“Wait till we come back, Topsy, and we’ll have a whole story-book full of tales to tell you,” said Henry. “We are going to do something wonderful, and perhaps we’ll find something to bring back to you. Topsy, tell your baby brother that if we meet Jack the Giant Killer, we’ll smash his head for him.”
A minute later, the boys were fairly on their way to the cave.
“Henry, there is a question I want to ask you,” said Will, as they strode along. “It will be so late when we get home, and we shall be so tired; why didn’t we start early in the afternoon?”
“Ho! what a question! Why, Will, I’m astonished at you! What would be the fun in going in daylight? Don’t you see, night makes everything solemn and romantic, and spurs a fellow on to be very brave—so brave that he wouldn’t be afraid of the skeleton of a devil-fish. Will, do you ever read novels? stories? legends?”
“Yes.”
“Well, don’t the heroes do all their noble deeds at night? Villains and ruffians prowl around at night, and the heroes know that, and lay their plans to grapple them. Will, when different nations go to war, like two dogs over a bone, if they can only manage to do the fighting at night, they always do. And then what a battle there is.”

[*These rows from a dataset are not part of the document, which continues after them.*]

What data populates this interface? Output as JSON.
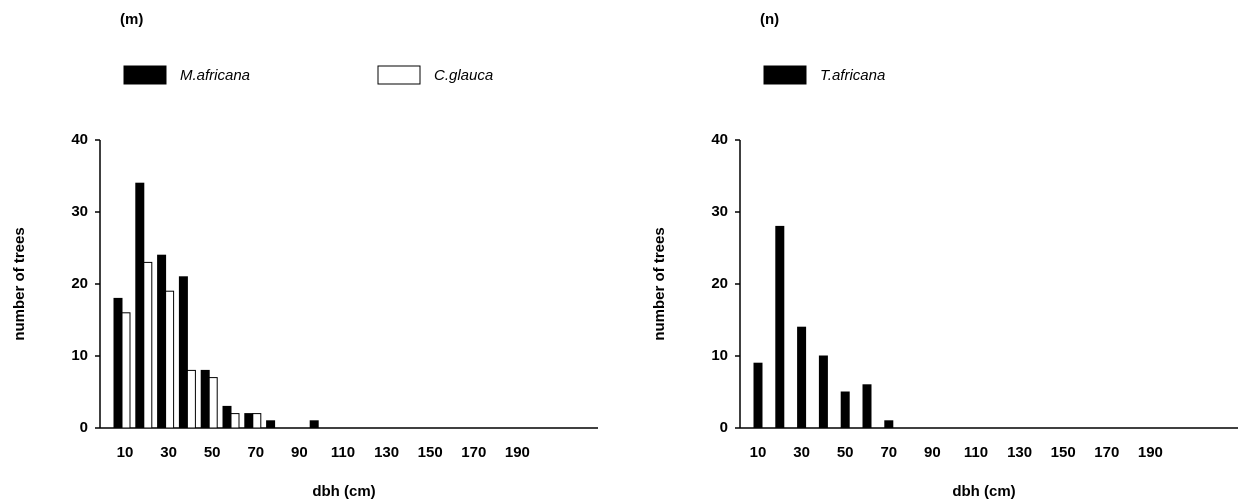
{
  "chart_data": [
    {
      "type": "bar",
      "panel_label": "(m)",
      "x_label": "dbh (cm)",
      "y_label": "number of trees",
      "categories": [
        "10",
        null,
        "30",
        null,
        "50",
        null,
        "70",
        null,
        "90",
        null,
        "110",
        null,
        "130",
        null,
        "150",
        null,
        "170",
        null,
        "190",
        null,
        null,
        null
      ],
      "series": [
        {
          "name": "M.africana",
          "color": "#000000",
          "values": [
            18,
            34,
            24,
            21,
            8,
            3,
            2,
            1,
            0,
            1,
            0,
            0,
            0,
            0,
            0,
            0,
            0,
            0,
            0,
            0,
            0,
            0
          ]
        },
        {
          "name": "C.glauca",
          "color": "#ffffff",
          "values": [
            16,
            23,
            19,
            8,
            7,
            2,
            2,
            0,
            0,
            0,
            0,
            0,
            0,
            0,
            0,
            0,
            0,
            0,
            0,
            0,
            0,
            0
          ]
        }
      ],
      "ylim": [
        0,
        40
      ],
      "yticks": [
        0,
        10,
        20,
        30,
        40
      ]
    },
    {
      "type": "bar",
      "panel_label": "(n)",
      "x_label": "dbh (cm)",
      "y_label": "number of trees",
      "categories": [
        "10",
        null,
        "30",
        null,
        "50",
        null,
        "70",
        null,
        "90",
        null,
        "110",
        null,
        "130",
        null,
        "150",
        null,
        "170",
        null,
        "190",
        null,
        null,
        null
      ],
      "series": [
        {
          "name": "T.africana",
          "color": "#000000",
          "values": [
            9,
            28,
            14,
            10,
            5,
            6,
            1,
            0,
            0,
            0,
            0,
            0,
            0,
            0,
            0,
            0,
            0,
            0,
            0,
            0,
            0,
            0
          ]
        }
      ],
      "ylim": [
        0,
        40
      ],
      "yticks": [
        0,
        10,
        20,
        30,
        40
      ]
    }
  ]
}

He held forth in this strain till he became almost eloquent; but wound up by saying, with great inconsistency, “Besides, it isn’t night at all; it’s only evening.”
To all this Will meekly assented.
“As for being tired,” Henry continued, with intense disgust, “you’re no true boy, Will, if you care a straw for that, when such sport is in view.”
“No, of course not!” Will hastily replied. But he asked himself whether his cousin had any of Marmaduke’s notions.